The language used in “The Withered Arm” also portrays realism. The language is also stereotypical and realistic for the time in which it is set. The terms that are used are typical for the setting of the story. Once again colloquial terms are used to set the scene. There is a good example of a colloquial term on page 47. It says, “The driver was a yeoman”. The term yeoman was often used in those days to describe a farmer. On page 46 there is also an example of stereotypical farmland speech where it says “Tis hard for she”. This signifies quite typical working class farm talk that you would expect to be used in the environment described in “The Withered Arm”.
Emotions and beliefs are also a major factor in both stories. They really help to portray realism and make the stories more believable. In “Odour of Chrysanthemums” the family of the husband Walter shows the main emotion. Their emotions go up and down because of the disappearance of their father. Anger, sorrow, depression, worry and happiness are all portrayed in this story. On page 73 when Walter disappears, Elizabeth’s anger and frustration gets the better of her and she takes it out on the children by making a fuss about nothing when she says to John “Just look at those shirt-sleeves!” To me, this gives a real sense of realism as it is typical of families in fact and fiction to experience roller coaster rides of emotions such as the ones experienced in the story.

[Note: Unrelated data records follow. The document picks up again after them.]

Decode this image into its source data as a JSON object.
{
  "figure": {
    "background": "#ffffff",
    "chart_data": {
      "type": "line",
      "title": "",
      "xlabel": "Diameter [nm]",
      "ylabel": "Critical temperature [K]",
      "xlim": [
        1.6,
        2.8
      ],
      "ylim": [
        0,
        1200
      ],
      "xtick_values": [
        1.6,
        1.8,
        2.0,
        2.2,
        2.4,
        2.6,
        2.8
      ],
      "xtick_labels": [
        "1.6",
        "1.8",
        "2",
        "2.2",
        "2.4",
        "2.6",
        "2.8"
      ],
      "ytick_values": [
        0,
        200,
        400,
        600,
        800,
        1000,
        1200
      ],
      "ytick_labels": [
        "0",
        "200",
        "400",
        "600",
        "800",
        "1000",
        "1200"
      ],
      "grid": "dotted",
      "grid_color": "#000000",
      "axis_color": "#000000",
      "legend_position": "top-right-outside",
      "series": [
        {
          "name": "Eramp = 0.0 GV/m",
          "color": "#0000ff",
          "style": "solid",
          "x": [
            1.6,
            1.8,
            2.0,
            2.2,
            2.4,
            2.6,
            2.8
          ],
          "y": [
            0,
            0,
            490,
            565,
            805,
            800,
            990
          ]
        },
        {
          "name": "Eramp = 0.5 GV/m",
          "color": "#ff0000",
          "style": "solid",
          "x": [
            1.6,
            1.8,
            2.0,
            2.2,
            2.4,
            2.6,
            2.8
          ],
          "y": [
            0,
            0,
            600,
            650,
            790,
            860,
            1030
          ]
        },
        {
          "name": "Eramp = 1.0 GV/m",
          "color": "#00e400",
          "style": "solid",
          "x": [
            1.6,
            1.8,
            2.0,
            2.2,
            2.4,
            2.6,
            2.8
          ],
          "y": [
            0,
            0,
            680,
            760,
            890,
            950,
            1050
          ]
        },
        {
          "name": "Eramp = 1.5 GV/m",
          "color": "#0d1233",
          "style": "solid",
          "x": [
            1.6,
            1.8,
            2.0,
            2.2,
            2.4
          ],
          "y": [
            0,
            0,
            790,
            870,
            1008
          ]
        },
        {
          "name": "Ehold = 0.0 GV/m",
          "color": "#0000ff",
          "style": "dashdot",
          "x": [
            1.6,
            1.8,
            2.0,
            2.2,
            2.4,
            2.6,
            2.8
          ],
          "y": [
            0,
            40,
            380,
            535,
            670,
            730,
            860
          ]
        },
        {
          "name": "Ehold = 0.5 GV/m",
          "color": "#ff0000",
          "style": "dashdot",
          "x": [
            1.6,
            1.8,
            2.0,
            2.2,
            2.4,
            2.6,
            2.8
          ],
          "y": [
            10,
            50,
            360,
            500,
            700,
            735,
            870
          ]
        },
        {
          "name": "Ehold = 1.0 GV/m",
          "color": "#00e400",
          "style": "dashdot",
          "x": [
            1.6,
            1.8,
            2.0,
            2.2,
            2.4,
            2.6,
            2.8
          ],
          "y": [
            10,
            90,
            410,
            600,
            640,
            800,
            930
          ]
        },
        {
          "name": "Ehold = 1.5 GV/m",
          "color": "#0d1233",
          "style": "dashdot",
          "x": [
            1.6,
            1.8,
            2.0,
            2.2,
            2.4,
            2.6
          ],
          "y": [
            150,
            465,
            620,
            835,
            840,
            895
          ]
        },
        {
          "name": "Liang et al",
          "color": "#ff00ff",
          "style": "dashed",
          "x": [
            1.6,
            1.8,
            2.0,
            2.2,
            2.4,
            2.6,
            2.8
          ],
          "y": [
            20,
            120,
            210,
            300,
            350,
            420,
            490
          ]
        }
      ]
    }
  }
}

Emotions also play a major role in making “The Withered Arm” realistic. For example, Rhoda’s’ jealousy of a younger woman who has taken her lover is a stereotypical reaction of a woman experiencing the same thing in real life.
After analysing and comparing both stories I feel that they both contain a large amount of realism.
I feel that the environment consists of many factors that can be taken into consideration such as the setting, characters, language, plot and emotions.
I have come to the conclusion that whilst both stories portray realism by using the same methods (settings, lifestyles, language), the methods are used in completely different ways. I feel that both authors are very effective in their styles of making fictional situations realistic.